# Tybee Island Fishing



## GSUwhiskers (Feb 13, 2013)

Hey guys, my roommate has a place on Tybee near where the Savannah River runs into the ocean.  Does anybody know of any good bait to use there? Or what we could expect to catch? We're new in the coastal fishing game, and want to get some tips before we charge into it. Any and all info is appreciated!!


----------



## declemen (Feb 14, 2013)

I have not fished the area, but If you have access to an area where a river dumps into the ocean, it should be a good area to fish. This time of year i would probably look for some smaller water creeks to fish, it does not matter if they are close to the larger water.I would suggest to look around on google earth, and go explore,look for shell beds and oyster mounds, you will just have to do some ground work, take some grubs and DOA's and some shrimp and go hunting,look for clean water, will not do any good fishing fast running dirty water, just pitch the curly tails or paddle tails ahead of the boat, if you dont have a trolling motor, just ease up to a place and paddle in and snchor out, the deeper water in a creek is almost always on a curve or bend, i would try those for the trout, hope this helps a little


----------



## HamiltonWise (Feb 16, 2013)

What we normally do is rent kayaks from the RAC and kayak around the south end of Tybee trying for sheephead and Trout but we normally catch a ton of whiting.
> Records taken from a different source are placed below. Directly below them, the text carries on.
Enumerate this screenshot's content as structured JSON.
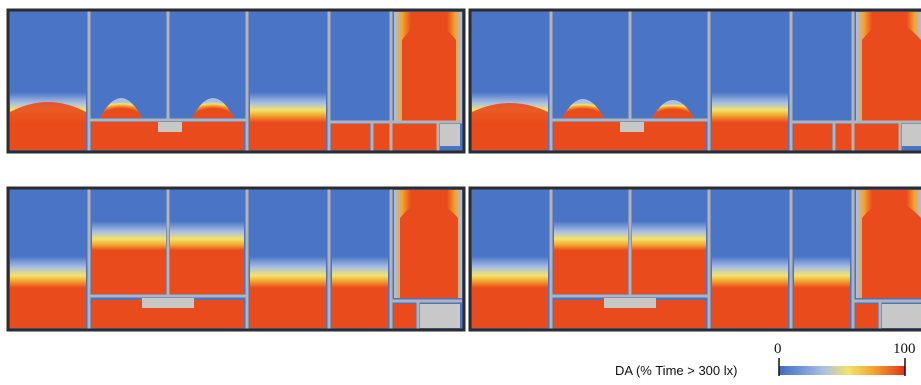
{
  "figure": {
    "panels": [
      {
        "name": "top-left"
      },
      {
        "name": "top-right"
      },
      {
        "name": "bottom-left"
      },
      {
        "name": "bottom-right"
      }
    ],
    "colors": {
      "low": "#4a74c6",
      "mid_low": "#a9bfe4",
      "mid": "#f3e36b",
      "mid_high": "#f2a52f",
      "high": "#ea4b1c",
      "wall": "#b4b4b4",
      "wall_dark": "#2c2c2c",
      "core": "#c8c8c8"
    }
  },
  "legend": {
    "label": "DA (% Time > 300 lx)",
    "min_label": "0",
    "max_label": "100"
  }
}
I haven't been down there this semester so I'm not positive about what to do now, but if you stop by  Tybee Bait and Tackle. You can get whatever you need there, and one of the guys is always eager to help us and tell us when, and where to go and what to use.


----------



## cledus84 (Feb 16, 2013)

I fish there alot. Alot of whiting which taste great. Red Snappers (may be called something else) are everywhere. I fished off the big pier and seen some wild things pulled in such as a pig fish. Guy told me you can hear it snore and i thought he was trying to make me look goofy but he was right. There i was holding this yellow fish upto my ear. Same day a guy pulled in a fish that had skin of shark but mouth like a plecko. He said that this fish sticks to the bottom of sharks for self defense from predators. And you see sharks and rays all day. Alot of fun fishing down there ut i have seen more variety of fish on the pier then on a charter. You'll have a blast either way.


----------



## odielite (Feb 16, 2013)

Fish the jetties with fiddlers on a Barr hook and split shot.  They are out there pretty good.  Everyone is going offshore and personally I think it's a waste of gas u can catch some monsters from a kayak.  The bite is frustrating though they don't call them convicts for no reason


----------



## Surfmonster (Feb 17, 2013)

odielite said:


> Fish the jetties with fiddlers on a Barr hook and split shot.  They are out there pretty good.  Everyone is going offshore and personally I think it's a waste of gas u can catch some monsters from a kayak.  The bite is frustrating though they don't call them convicts for no reason



Where are you putting in the Yaks and where are the Jettys located. The only jetty i know of is on north beach.


----------